Mel Brooks plays loose with Lucas’ original story in Spaceballs, mainly so he can spoof not just Star Wars, but other sci-fi franchises such as Alien and Planet of the Apes, and even non-space stories like It Happened One Night. But as much as we love the sight of a xenomorph can-canning to “Hello! Ma Baby”, it’s the New Hope parodying that remains most memorable. Everything’s opposite in Spaceballs: C-3PO is Joan Rivers in both voice and (almost) appearance, and Darth Vader becomes a poster child for the Napoleon complex in Rick Moranis’ impotent portrayal of Dark Helmet.



A parody doesn’t have to be linear to hit every beat of its source material, as proven by Robot Chicken’s version of Star Wars. Although the show stays true to the quick, sound byte-style comedy it’s known for, it touches on even the most minor of characters, all while formatted in a mixmaster order that’s a far cry from the films. Where else are you going to see Lobot showing off his disco moves in the halls of Cloud City or two exogorths (space slugs for you Star Wars laymen) discussing the merits of Chinese food? The three episodes may not have much in way of narrative, but it more than makes up for it with its lip service to fans.
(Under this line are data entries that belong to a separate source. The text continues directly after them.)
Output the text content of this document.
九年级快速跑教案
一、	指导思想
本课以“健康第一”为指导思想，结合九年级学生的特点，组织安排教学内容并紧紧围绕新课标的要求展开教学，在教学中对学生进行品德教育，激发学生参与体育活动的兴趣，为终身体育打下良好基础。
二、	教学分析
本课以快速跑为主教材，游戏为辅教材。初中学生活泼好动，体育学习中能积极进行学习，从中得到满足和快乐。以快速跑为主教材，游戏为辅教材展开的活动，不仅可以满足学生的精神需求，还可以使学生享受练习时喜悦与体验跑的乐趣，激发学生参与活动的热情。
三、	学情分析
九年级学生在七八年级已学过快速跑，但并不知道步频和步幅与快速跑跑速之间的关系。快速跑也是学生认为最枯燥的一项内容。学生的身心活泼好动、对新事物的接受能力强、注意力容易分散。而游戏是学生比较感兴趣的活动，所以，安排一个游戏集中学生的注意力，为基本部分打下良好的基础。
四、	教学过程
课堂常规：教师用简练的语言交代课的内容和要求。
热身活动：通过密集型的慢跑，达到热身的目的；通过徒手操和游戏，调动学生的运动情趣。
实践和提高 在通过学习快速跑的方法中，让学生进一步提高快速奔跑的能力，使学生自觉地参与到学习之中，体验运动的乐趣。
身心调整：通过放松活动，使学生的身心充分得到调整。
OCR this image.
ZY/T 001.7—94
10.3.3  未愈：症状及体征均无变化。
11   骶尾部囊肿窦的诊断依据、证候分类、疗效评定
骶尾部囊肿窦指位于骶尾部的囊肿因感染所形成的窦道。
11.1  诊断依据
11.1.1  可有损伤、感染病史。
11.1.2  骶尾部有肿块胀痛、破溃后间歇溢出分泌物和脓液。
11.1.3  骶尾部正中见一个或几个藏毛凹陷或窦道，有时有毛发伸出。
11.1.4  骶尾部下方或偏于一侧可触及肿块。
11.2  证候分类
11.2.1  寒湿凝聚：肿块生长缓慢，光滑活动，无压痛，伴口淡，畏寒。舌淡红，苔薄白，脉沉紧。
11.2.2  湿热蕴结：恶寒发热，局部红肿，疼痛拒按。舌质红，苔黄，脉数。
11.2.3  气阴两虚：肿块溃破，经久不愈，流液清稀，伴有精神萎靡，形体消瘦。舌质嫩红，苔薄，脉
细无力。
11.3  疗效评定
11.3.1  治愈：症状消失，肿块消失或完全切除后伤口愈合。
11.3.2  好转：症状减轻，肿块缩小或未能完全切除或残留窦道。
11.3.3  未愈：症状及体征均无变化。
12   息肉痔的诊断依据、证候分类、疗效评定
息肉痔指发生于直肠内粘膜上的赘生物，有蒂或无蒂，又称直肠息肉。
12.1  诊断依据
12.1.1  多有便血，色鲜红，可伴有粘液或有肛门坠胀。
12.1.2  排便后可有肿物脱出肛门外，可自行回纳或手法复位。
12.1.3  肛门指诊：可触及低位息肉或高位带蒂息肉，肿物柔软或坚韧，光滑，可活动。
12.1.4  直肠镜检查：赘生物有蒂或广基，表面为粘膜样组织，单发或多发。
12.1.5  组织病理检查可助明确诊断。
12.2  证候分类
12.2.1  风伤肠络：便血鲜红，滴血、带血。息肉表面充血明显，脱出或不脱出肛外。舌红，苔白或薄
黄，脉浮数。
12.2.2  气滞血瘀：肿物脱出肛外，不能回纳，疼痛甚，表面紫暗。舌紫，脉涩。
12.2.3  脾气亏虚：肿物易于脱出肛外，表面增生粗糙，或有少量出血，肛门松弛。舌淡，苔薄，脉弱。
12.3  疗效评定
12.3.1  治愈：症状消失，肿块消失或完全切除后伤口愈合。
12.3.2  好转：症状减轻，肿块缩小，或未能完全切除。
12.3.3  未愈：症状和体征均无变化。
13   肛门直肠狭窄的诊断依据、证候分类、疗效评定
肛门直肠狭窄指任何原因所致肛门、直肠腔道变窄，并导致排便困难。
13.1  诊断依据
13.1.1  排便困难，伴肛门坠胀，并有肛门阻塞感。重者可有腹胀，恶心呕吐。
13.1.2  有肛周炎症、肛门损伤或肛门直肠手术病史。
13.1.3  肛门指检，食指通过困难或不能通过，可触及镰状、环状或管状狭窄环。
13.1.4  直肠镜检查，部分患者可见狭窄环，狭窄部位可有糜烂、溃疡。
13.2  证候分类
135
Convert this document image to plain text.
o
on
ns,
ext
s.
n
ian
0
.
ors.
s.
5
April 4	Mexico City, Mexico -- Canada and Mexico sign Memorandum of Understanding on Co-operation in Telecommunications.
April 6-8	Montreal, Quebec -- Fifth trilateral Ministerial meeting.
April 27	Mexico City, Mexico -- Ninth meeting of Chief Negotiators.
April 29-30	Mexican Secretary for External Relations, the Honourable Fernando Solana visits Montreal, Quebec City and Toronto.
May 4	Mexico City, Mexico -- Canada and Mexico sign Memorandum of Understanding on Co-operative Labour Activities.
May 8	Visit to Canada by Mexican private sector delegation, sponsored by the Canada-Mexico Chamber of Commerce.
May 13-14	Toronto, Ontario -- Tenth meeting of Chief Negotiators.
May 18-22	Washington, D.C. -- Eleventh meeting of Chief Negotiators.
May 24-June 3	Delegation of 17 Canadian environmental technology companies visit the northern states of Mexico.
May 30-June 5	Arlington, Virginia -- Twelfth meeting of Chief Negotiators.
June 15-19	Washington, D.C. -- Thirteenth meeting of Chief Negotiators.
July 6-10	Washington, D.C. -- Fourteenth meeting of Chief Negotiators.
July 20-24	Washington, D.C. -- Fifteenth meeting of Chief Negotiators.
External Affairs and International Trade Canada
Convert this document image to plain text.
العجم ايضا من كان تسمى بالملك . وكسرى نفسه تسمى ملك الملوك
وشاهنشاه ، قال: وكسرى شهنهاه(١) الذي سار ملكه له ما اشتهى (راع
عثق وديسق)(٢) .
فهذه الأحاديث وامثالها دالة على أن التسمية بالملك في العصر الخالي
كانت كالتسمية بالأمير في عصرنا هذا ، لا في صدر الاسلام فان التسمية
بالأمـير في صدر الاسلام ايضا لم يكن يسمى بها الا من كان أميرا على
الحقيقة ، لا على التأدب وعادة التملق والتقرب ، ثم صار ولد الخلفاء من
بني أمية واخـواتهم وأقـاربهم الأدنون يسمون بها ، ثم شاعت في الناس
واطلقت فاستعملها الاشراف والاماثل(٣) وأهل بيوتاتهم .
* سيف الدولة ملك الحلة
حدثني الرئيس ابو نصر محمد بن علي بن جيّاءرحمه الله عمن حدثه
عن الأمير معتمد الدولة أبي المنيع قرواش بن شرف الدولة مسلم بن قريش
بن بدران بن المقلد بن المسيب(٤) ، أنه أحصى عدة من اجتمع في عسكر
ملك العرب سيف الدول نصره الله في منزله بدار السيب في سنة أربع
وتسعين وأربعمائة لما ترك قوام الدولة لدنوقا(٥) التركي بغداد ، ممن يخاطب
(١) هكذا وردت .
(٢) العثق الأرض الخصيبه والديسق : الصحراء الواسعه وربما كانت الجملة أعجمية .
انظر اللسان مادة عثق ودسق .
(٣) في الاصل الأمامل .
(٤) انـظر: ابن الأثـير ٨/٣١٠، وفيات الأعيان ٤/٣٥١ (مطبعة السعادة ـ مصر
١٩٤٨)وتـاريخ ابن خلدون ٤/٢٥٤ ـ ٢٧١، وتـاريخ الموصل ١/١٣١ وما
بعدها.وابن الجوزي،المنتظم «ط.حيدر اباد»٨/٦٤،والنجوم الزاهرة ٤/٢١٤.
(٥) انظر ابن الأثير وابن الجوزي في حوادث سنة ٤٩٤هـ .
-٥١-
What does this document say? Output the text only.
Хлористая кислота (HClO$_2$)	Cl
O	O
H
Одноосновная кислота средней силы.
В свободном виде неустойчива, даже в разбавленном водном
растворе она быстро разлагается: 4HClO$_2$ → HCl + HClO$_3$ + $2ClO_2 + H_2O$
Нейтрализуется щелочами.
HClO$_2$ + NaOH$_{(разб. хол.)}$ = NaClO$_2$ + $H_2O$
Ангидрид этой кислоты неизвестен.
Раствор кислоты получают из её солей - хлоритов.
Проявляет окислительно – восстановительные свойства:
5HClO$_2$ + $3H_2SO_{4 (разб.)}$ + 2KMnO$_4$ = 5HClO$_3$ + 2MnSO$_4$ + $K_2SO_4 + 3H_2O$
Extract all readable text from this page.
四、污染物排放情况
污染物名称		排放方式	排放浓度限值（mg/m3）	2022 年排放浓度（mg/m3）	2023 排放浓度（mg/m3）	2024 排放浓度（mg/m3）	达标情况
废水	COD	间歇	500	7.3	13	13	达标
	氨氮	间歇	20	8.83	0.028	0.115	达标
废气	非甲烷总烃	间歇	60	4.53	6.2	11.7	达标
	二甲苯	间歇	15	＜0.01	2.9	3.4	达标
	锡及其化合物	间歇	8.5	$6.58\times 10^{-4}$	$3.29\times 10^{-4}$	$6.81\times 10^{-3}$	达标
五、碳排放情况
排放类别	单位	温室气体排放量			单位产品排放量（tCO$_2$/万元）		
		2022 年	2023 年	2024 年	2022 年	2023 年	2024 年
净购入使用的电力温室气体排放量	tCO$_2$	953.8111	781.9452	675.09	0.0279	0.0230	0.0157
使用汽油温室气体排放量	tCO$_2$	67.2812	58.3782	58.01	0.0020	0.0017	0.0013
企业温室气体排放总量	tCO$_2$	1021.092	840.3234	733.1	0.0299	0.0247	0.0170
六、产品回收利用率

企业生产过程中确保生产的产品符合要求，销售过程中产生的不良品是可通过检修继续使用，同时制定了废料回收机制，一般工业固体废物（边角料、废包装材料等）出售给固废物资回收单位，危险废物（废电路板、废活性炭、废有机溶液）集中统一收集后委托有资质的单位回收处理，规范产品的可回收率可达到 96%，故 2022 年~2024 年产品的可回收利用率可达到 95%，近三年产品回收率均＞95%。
So many people (myself included) groan at Family Guy’s emphasis on one-liners and flashbacks over character development and story. And yet, it’s that exact thing — that wham-pow sort of humor — that’s allowed Seth MacFarlane and co. to create the best Star Wars parody of all time. With the story template already in place, the show is free to make a joke out of every last moment in the original trilogy across three extra-long episodes. Even better, many of the best gags rely on the Family Guy mythos while still satisfying hardcore Star Wars fans—the image of an AT-AT Walker hurting its knee is funny enough on its own, but becomes even funnier if you’ve seen Peter go through the exact same thing. Likewise, anyone familiar with Meg Griffin receiving most of the show’s abuse will get a kick out of her getting the most thankless, one-note monster role in each film: dianoga, exogorth, and sarlacc pit.